How do you handle fluctuations in latency measurement? #21

Closed maaft closed 4 years ago

maaft commented 4 years ago

I noticed that the measured latencies differ substantially from run to run. For example I get following results at different program runs:

  1. BasicResidual_downup_2x_H24_W24_Cin80_Cout80_stride1: 0.0549 ms BasicResidual_downup_2x_H12_W12_Cin80_Cout80_stride1: 0.0511 ms
  2. BasicResidual_downup_2x_H24_W24_Cin80_Cout80_stride1: 0.0517 ms BasicResidual_downup_2x_H12_W12_Cin80_Cout80_stride1: 0.0502 ms
  3. BasicResidual_downup2xH24_W24_Cin80_Cout80_stride1: 0.0505 ms BasicResidual_downup2xH12_W12_Cin80_Cout80_stride1: 0.0513 ms

Note that in the last run the operation on quarter resolution (12x12) took longer than the operation on the base resolution (24x24).

This will substantially influence the network-architecture search as the optimizer will prefer pathes on higher resolutions.

How did you make sure that your measured latencies "make sense"? Did you set static GPU clocks or similar to get stable results?

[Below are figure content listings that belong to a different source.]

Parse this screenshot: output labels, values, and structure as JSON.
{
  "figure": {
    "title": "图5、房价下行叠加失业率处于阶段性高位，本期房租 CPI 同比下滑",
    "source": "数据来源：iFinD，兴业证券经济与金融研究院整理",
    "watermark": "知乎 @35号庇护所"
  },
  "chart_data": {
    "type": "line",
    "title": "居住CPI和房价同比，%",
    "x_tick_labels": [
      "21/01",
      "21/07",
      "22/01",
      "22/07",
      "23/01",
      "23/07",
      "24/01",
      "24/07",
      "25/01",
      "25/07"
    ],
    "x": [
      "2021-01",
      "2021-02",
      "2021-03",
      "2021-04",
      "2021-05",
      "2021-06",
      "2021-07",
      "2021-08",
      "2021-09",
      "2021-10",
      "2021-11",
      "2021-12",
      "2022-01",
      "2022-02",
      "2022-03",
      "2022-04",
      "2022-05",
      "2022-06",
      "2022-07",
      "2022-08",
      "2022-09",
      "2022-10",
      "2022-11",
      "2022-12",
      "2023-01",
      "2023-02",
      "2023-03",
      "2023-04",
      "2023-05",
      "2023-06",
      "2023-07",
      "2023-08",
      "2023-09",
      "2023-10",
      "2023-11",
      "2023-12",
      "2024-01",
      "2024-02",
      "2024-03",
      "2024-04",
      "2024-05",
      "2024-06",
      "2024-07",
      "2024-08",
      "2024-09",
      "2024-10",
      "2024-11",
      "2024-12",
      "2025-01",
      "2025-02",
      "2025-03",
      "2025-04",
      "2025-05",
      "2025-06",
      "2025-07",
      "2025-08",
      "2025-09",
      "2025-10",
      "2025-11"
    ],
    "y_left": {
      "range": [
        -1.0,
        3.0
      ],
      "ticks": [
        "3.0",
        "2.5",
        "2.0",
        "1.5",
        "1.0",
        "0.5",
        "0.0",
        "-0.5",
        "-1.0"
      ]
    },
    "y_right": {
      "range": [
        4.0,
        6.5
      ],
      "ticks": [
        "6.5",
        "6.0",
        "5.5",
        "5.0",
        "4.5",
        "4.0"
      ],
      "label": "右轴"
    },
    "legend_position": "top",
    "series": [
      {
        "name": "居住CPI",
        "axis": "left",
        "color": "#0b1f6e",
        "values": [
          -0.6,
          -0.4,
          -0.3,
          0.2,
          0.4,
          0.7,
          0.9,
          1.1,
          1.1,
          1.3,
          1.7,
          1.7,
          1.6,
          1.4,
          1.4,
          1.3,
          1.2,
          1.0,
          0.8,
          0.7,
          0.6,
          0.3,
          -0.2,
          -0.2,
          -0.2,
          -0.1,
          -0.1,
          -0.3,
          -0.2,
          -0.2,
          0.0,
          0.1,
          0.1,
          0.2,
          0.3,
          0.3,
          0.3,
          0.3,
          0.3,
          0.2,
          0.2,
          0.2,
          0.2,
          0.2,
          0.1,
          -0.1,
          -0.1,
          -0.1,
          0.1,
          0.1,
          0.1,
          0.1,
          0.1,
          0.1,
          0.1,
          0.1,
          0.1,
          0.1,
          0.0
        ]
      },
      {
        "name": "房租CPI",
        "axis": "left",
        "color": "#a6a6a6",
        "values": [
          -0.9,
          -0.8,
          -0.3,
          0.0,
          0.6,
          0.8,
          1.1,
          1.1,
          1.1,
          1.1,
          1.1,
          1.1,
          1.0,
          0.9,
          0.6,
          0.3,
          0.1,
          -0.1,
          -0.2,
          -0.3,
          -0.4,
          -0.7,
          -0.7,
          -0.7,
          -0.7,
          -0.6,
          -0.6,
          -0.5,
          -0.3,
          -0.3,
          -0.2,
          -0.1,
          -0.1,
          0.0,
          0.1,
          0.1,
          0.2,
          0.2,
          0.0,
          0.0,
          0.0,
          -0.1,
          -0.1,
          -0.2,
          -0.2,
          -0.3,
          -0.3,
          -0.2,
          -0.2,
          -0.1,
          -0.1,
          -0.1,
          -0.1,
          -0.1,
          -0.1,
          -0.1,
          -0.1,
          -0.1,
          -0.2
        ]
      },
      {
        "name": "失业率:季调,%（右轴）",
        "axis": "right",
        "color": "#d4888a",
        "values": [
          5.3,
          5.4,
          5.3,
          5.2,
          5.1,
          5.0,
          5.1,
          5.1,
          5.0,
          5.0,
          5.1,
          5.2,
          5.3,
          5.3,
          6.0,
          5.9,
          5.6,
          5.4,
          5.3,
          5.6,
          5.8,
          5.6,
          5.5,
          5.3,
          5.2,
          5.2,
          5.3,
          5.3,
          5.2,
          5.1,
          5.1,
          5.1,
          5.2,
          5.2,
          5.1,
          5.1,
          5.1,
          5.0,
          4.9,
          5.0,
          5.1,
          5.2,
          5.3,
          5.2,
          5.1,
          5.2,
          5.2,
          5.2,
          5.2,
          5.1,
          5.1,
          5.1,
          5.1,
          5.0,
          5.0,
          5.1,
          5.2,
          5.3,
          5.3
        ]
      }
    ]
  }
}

chenwydj commented 4 years ago

Hi @maaft !

Feature maps of 12x12 or 24x24 are very small. In Cityscapes, a feature map of 1/32 scale have a size of 32x64. Fluctuations in these feature maps have a small impact on the overall latency of the whole network (1000/163.9 = 6.1ms in our network v.s. ~0.05ms in your case).

As demonstrated in our Figure 3, our latency estimation achieves a very high correlation with real latency. This correlation is verified by sampling 1,000 subnetworks.

maaft commented 4 years ago

Okay, this of course makes latency-based NAS very hard for applications with smaller images.

Until I find a better solution, I will just multiply the height and width during latency measurement with a constant factor (8 in my case) which will result in stable results but will not reflect the real-latency. But at least the relative latencies between different operations are at least correctly estimated.